Diese beiden Schriftsteller markieren die Spannbreite menschlichen Lebens, die Sehnsucht nach Heil, Glück und einem gelingenden Leben, die ursprüngliche Konzeption des Menschseins und sein Scheitern sogar schon in der Wurzel der Sehnsucht nach Glück und gelingendem Leben. Wenn das Christentum am 25. März, am 8. Dezember und am 25. Dezember mit diesen feinen Verästelungen den Beginn dieses Heils festlich begeht, will es Mut machen, dieses so geschenkte Leben zu beginnen, auch wenn es verdichtet in der Karwoche genau so verästelt das Scheitern durchmacht, aber im Programm Jesu, seiner Gebrauchsanweisung, dieses Scheitern überwunden wird. Die Gebrauchsanweisung heißt übrigens Evangelium! In dieser Gebrauchsanweisung war er nicht nur Lehrmeister, sondern auch Lebemeister (Meister Eckehard). Das zeigt er im höchsten Fest – Ostern –, dass Gräber im Glauben an ihn überwunden werden können.

Und wenn jetzt jemand kommt – das ist mir sogar schon in einem Grundschulkind infolge schlechten Religionsunterrichts  begegnet – und sagt, das wird ja alles nur erzählt, das war ja nicht so, dann möchte ich auf die Macht von Narrativen hinweisen. 

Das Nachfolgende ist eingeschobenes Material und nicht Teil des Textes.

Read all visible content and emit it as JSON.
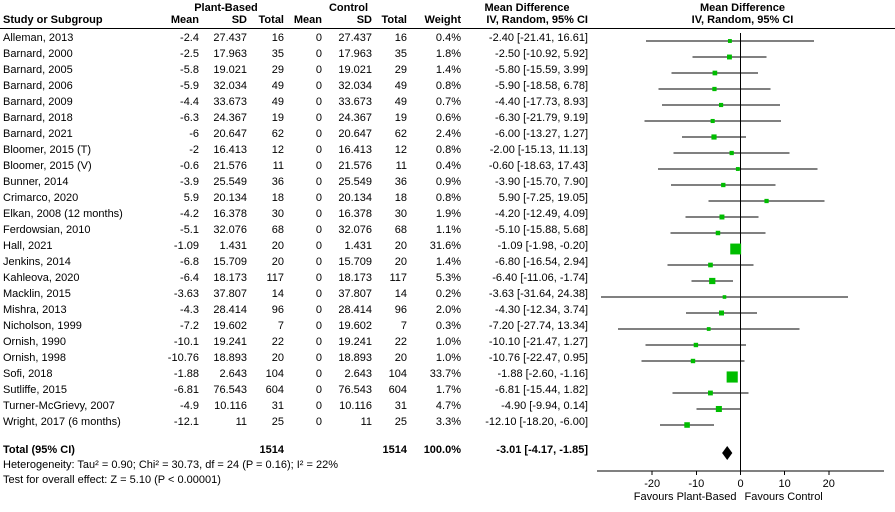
{
  "header": {
    "group_plant": "Plant-Based",
    "group_control": "Control",
    "group_md_text": "Mean Difference",
    "group_md_plot": "Mean Difference",
    "col_study": "Study or Subgroup",
    "col_mean_p": "Mean",
    "col_sd_p": "SD",
    "col_total_p": "Total",
    "col_mean_c": "Mean",
    "col_sd_c": "SD",
    "col_total_c": "Total",
    "col_weight": "Weight",
    "col_ci_text": "IV, Random, 95% CI",
    "col_ci_plot": "IV, Random, 95% CI"
  },
  "studies": [
    {
      "name": "Alleman, 2013",
      "mean": "-2.4",
      "sd": "27.437",
      "total": "16",
      "c_mean": "0",
      "c_sd": "27.437",
      "c_total": "16",
      "weight": "0.4%",
      "md": "-2.40 [-21.41, 16.61]"
    },
    {
      "name": "Barnard, 2000",
      "mean": "-2.5",
      "sd": "17.963",
      "total": "35",
      "c_mean": "0",
      "c_sd": "17.963",
      "c_total": "35",
      "weight": "1.8%",
      "md": "-2.50 [-10.92, 5.92]"
    },
    {
      "name": "Barnard, 2005",
      "mean": "-5.8",
      "sd": "19.021",
      "total": "29",
      "c_mean": "0",
      "c_sd": "19.021",
      "c_total": "29",
      "weight": "1.4%",
      "md": "-5.80 [-15.59, 3.99]"
    },
    {
      "name": "Barnard, 2006",
      "mean": "-5.9",
      "sd": "32.034",
      "total": "49",
      "c_mean": "0",
      "c_sd": "32.034",
      "c_total": "49",
      "weight": "0.8%",
      "md": "-5.90 [-18.58, 6.78]"
    },
    {
      "name": "Barnard, 2009",
      "mean": "-4.4",
      "sd": "33.673",
      "total": "49",
      "c_mean": "0",
      "c_sd": "33.673",
      "c_total": "49",
      "weight": "0.7%",
      "md": "-4.40 [-17.73, 8.93]"
    },
    {
      "name": "Barnard, 2018",
      "mean": "-6.3",
      "sd": "24.367",
      "total": "19",
      "c_mean": "0",
      "c_sd": "24.367",
      "c_total": "19",
      "weight": "0.6%",
      "md": "-6.30 [-21.79, 9.19]"
    },
    {
      "name": "Barnard, 2021",
      "mean": "-6",
      "sd": "20.647",
      "total": "62",
      "c_mean": "0",
      "c_sd": "20.647",
      "c_total": "62",
      "weight": "2.4%",
      "md": "-6.00 [-13.27, 1.27]"
    },
    {
      "name": "Bloomer, 2015 (T)",
      "mean": "-2",
      "sd": "16.413",
      "total": "12",
      "c_mean": "0",
      "c_sd": "16.413",
      "c_total": "12",
      "weight": "0.8%",
      "md": "-2.00 [-15.13, 11.13]"
    },
    {
      "name": "Bloomer, 2015 (V)",
      "mean": "-0.6",
      "sd": "21.576",
      "total": "11",
      "c_mean": "0",
      "c_sd": "21.576",
      "c_total": "11",
      "weight": "0.4%",
      "md": "-0.60 [-18.63, 17.43]"
    },
    {
      "name": "Bunner, 2014",
      "mean": "-3.9",
      "sd": "25.549",
      "total": "36",
      "c_mean": "0",
      "c_sd": "25.549",
      "c_total": "36",
      "weight": "0.9%",
      "md": "-3.90 [-15.70, 7.90]"
    },
    {
      "name": "Crimarco, 2020",
      "mean": "5.9",
      "sd": "20.134",
      "total": "18",
      "c_mean": "0",
      "c_sd": "20.134",
      "c_total": "18",
      "weight": "0.8%",
      "md": "5.90 [-7.25, 19.05]"
    },
    {
      "name": "Elkan, 2008 (12 months)",
      "mean": "-4.2",
      "sd": "16.378",
      "total": "30",
      "c_mean": "0",
      "c_sd": "16.378",
      "c_total": "30",
      "weight": "1.9%",
      "md": "-4.20 [-12.49, 4.09]"
    },
    {
      "name": "Ferdowsian, 2010",
      "mean": "-5.1",
      "sd": "32.076",
      "total": "68",
      "c_mean": "0",
      "c_sd": "32.076",
      "c_total": "68",
      "weight": "1.1%",
      "md": "-5.10 [-15.88, 5.68]"
    },
    {
      "name": "Hall, 2021",
      "mean": "-1.09",
      "sd": "1.431",
      "total": "20",
      "c_mean": "0",
      "c_sd": "1.431",
      "c_total": "20",
      "weight": "31.6%",
      "md": "-1.09 [-1.98, -0.20]"
    },
    {
      "name": "Jenkins, 2014",
      "mean": "-6.8",
      "sd": "15.709",
      "total": "20",
      "c_mean": "0",
      "c_sd": "15.709",
      "c_total": "20",
      "weight": "1.4%",
      "md": "-6.80 [-16.54, 2.94]"
    },
    {
      "name": "Kahleova, 2020",
      "mean": "-6.4",
      "sd": "18.173",
      "total": "117",
      "c_mean": "0",
      "c_sd": "18.173",
      "c_total": "117",
      "weight": "5.3%",
      "md": "-6.40 [-11.06, -1.74]"
    },
    {
      "name": "Macklin, 2015",
      "mean": "-3.63",
      "sd": "37.807",
      "total": "14",
      "c_mean": "0",
      "c_sd": "37.807",
      "c_total": "14",
      "weight": "0.2%",
      "md": "-3.63 [-31.64, 24.38]"
    },
    {
      "name": "Mishra, 2013",
      "mean": "-4.3",
      "sd": "28.414",
      "total": "96",
      "c_mean": "0",
      "c_sd": "28.414",
      "c_total": "96",
      "weight": "2.0%",
      "md": "-4.30 [-12.34, 3.74]"
    },
    {
      "name": "Nicholson, 1999",
      "mean": "-7.2",
      "sd": "19.602",
      "total": "7",
      "c_mean": "0",
      "c_sd": "19.602",
      "c_total": "7",
      "weight": "0.3%",
      "md": "-7.20 [-27.74, 13.34]"
    },
    {
      "name": "Ornish, 1990",
      "mean": "-10.1",
      "sd": "19.241",
      "total": "22",
      "c_mean": "0",
      "c_sd": "19.241",
      "c_total": "22",
      "weight": "1.0%",
      "md": "-10.10 [-21.47, 1.27]"
    },
    {
      "name": "Ornish, 1998",
      "mean": "-10.76",
      "sd": "18.893",
      "total": "20",
      "c_mean": "0",
      "c_sd": "18.893",
      "c_total": "20",
      "weight": "1.0%",
      "md": "-10.76 [-22.47, 0.95]"
    },
    {
      "name": "Sofi, 2018",
      "mean": "-1.88",
      "sd": "2.643",
      "total": "104",
      "c_mean": "0",
      "c_sd": "2.643",
      "c_total": "104",
      "weight": "33.7%",
      "md": "-1.88 [-2.60, -1.16]"
    },
    {
      "name": "Sutliffe, 2015",
      "mean": "-6.81",
      "sd": "76.543",
      "total": "604",
      "c_mean": "0",
      "c_sd": "76.543",
      "c_total": "604",
      "weight": "1.7%",
      "md": "-6.81 [-15.44, 1.82]"
    },
    {
      "name": "Turner-McGrievy, 2007",
      "mean": "-4.9",
      "sd": "10.116",
      "total": "31",
      "c_mean": "0",
      "c_sd": "10.116",
      "c_total": "31",
      "weight": "4.7%",
      "md": "-4.90 [-9.94, 0.14]"
    },
    {
      "name": "Wright, 2017 (6 months)",
      "mean": "-12.1",
      "sd": "11",
      "total": "25",
      "c_mean": "0",
      "c_sd": "11",
      "c_total": "25",
      "weight": "3.3%",
      "md": "-12.10 [-18.20, -6.00]"
    }
  ],
  "total_row": {
    "label": "Total (95% CI)",
    "total_p": "1514",
    "total_c": "1514",
    "weight": "100.0%",
    "md": "-3.01 [-4.17, -1.85]"
  },
  "footer": {
    "heterogeneity": "Heterogeneity: Tau² = 0.90; Chi² = 30.73, df = 24 (P = 0.16); I² = 22%",
    "overall_effect": "Test for overall effect: Z = 5.10 (P < 0.00001)"
  },
  "colors": {
    "marker": "#00bd00",
    "line": "#000000",
    "diamond": "#000000"
  },
  "chart_data": {
    "type": "scatter",
    "subtype": "forest-plot",
    "title": "Mean Difference, IV, Random, 95% CI",
    "x_range": [
      -32.5,
      32.5
    ],
    "x_ticks": [
      -20,
      -10,
      0,
      10,
      20
    ],
    "xlabel_left": "Favours Plant-Based",
    "xlabel_right": "Favours Control",
    "grid": false,
    "points": [
      {
        "est": -2.4,
        "lo": -21.41,
        "hi": 16.61,
        "weight": 0.4
      },
      {
        "est": -2.5,
        "lo": -10.92,
        "hi": 5.92,
        "weight": 1.8
      },
      {
        "est": -5.8,
        "lo": -15.59,
        "hi": 3.99,
        "weight": 1.4
      },
      {
        "est": -5.9,
        "lo": -18.58,
        "hi": 6.78,
        "weight": 0.8
      },
      {
        "est": -4.4,
        "lo": -17.73,
        "hi": 8.93,
        "weight": 0.7
      },
      {
        "est": -6.3,
        "lo": -21.79,
        "hi": 9.19,
        "weight": 0.6
      },
      {
        "est": -6.0,
        "lo": -13.27,
        "hi": 1.27,
        "weight": 2.4
      },
      {
        "est": -2.0,
        "lo": -15.13,
        "hi": 11.13,
        "weight": 0.8
      },
      {
        "est": -0.6,
        "lo": -18.63,
        "hi": 17.43,
        "weight": 0.4
      },
      {
        "est": -3.9,
        "lo": -15.7,
        "hi": 7.9,
        "weight": 0.9
      },
      {
        "est": 5.9,
        "lo": -7.25,
        "hi": 19.05,
        "weight": 0.8
      },
      {
        "est": -4.2,
        "lo": -12.49,
        "hi": 4.09,
        "weight": 1.9
      },
      {
        "est": -5.1,
        "lo": -15.88,
        "hi": 5.68,
        "weight": 1.1
      },
      {
        "est": -1.09,
        "lo": -1.98,
        "hi": -0.2,
        "weight": 31.6
      },
      {
        "est": -6.8,
        "lo": -16.54,
        "hi": 2.94,
        "weight": 1.4
      },
      {
        "est": -6.4,
        "lo": -11.06,
        "hi": -1.74,
        "weight": 5.3
      },
      {
        "est": -3.63,
        "lo": -31.64,
        "hi": 24.38,
        "weight": 0.2
      },
      {
        "est": -4.3,
        "lo": -12.34,
        "hi": 3.74,
        "weight": 2.0
      },
      {
        "est": -7.2,
        "lo": -27.74,
        "hi": 13.34,
        "weight": 0.3
      },
      {
        "est": -10.1,
        "lo": -21.47,
        "hi": 1.27,
        "weight": 1.0
      },
      {
        "est": -10.76,
        "lo": -22.47,
        "hi": 0.95,
        "weight": 1.0
      },
      {
        "est": -1.88,
        "lo": -2.6,
        "hi": -1.16,
        "weight": 33.7
      },
      {
        "est": -6.81,
        "lo": -15.44,
        "hi": 1.82,
        "weight": 1.7
      },
      {
        "est": -4.9,
        "lo": -9.94,
        "hi": 0.14,
        "weight": 4.7
      },
      {
        "est": -12.1,
        "lo": -18.2,
        "hi": -6.0,
        "weight": 3.3
      }
    ],
    "diamond": {
      "est": -3.01,
      "lo": -4.17,
      "hi": -1.85
    }
  }
}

Die Macht der Narrative und die Schwäche der praktischen Vernunft

Was heißt das? Die Gedanken zu diesen Ausführungen sind mir gekommen anlässlich des Todes von Herbert Schnädelbach (+ 9. 11. 2024), der sich als einen frommen, aber auch traurigen Atheisten bezeichnet hat. Zu seinem Gedenken wurde im Münsteraner Forum für Theologie und Kirche eine Diskussion zu Dostojewskis Ausspruch Falls es keinen Gott gibt, ist alles erlaubt zwischen ihm und Hans Joas noch einmal wiederholt. Schnädelbach war geradezu erzürnt über diesen Ausspruch Dostojewskis und beansprucht auch für Atheisten – auf Kants Konzept der praktischen Vernunft pochend – moralisch zu sein und eine Ethik ohne Gott konzipieren zu können. Er schließt seine Ausführungen triumphierend mit den Worten: „Was könnte ein transzendenter Gott dem noch hinzufügen? Hans Joas stimmte ihm zu, mit einem Unterschied: Atheisten hätten keine Narrative, diese Moralität zu bebildern und unterstützend daraus leben zu können. Es seien nicht nur Narrative, sondern sie wären geschichtlich und räumlich verortet (1h, 48 Min). Überraschend war, dass Schnädelbach zugab, an seiner Universität, der Humboldt Universität in Berlin, in – so wörtlich – einem elfenbeinernen Turm gelebt zu haben (1h, 48 Min) und solche Narrative nur literarisch anbieten zu können. Die Tatsache, dass es keinen Gott gäbe, nahm er nicht triumphierend zur Kenntnis, sondern es mache ihn traurig, daher nenne er sich auch einen frommen Atheisten. Hans Joas, der übrigens nicht zu meinen Lieblingsphilosophen gehört – was nicht heißt, dass er nicht dennoch ein kluger Kopf ist – hat dann in sehr anschaulicher Weise den Vorteil, historisch wurzelnde Narrative zu haben, mit großer Überzeugungs- und Sprachgewalt dargelegt und Schnädelbach hat dann auch in diesem Zusammenhang ehrlicherweise zugegeben, traurig zu sein, nicht an so etwas glauben zu können.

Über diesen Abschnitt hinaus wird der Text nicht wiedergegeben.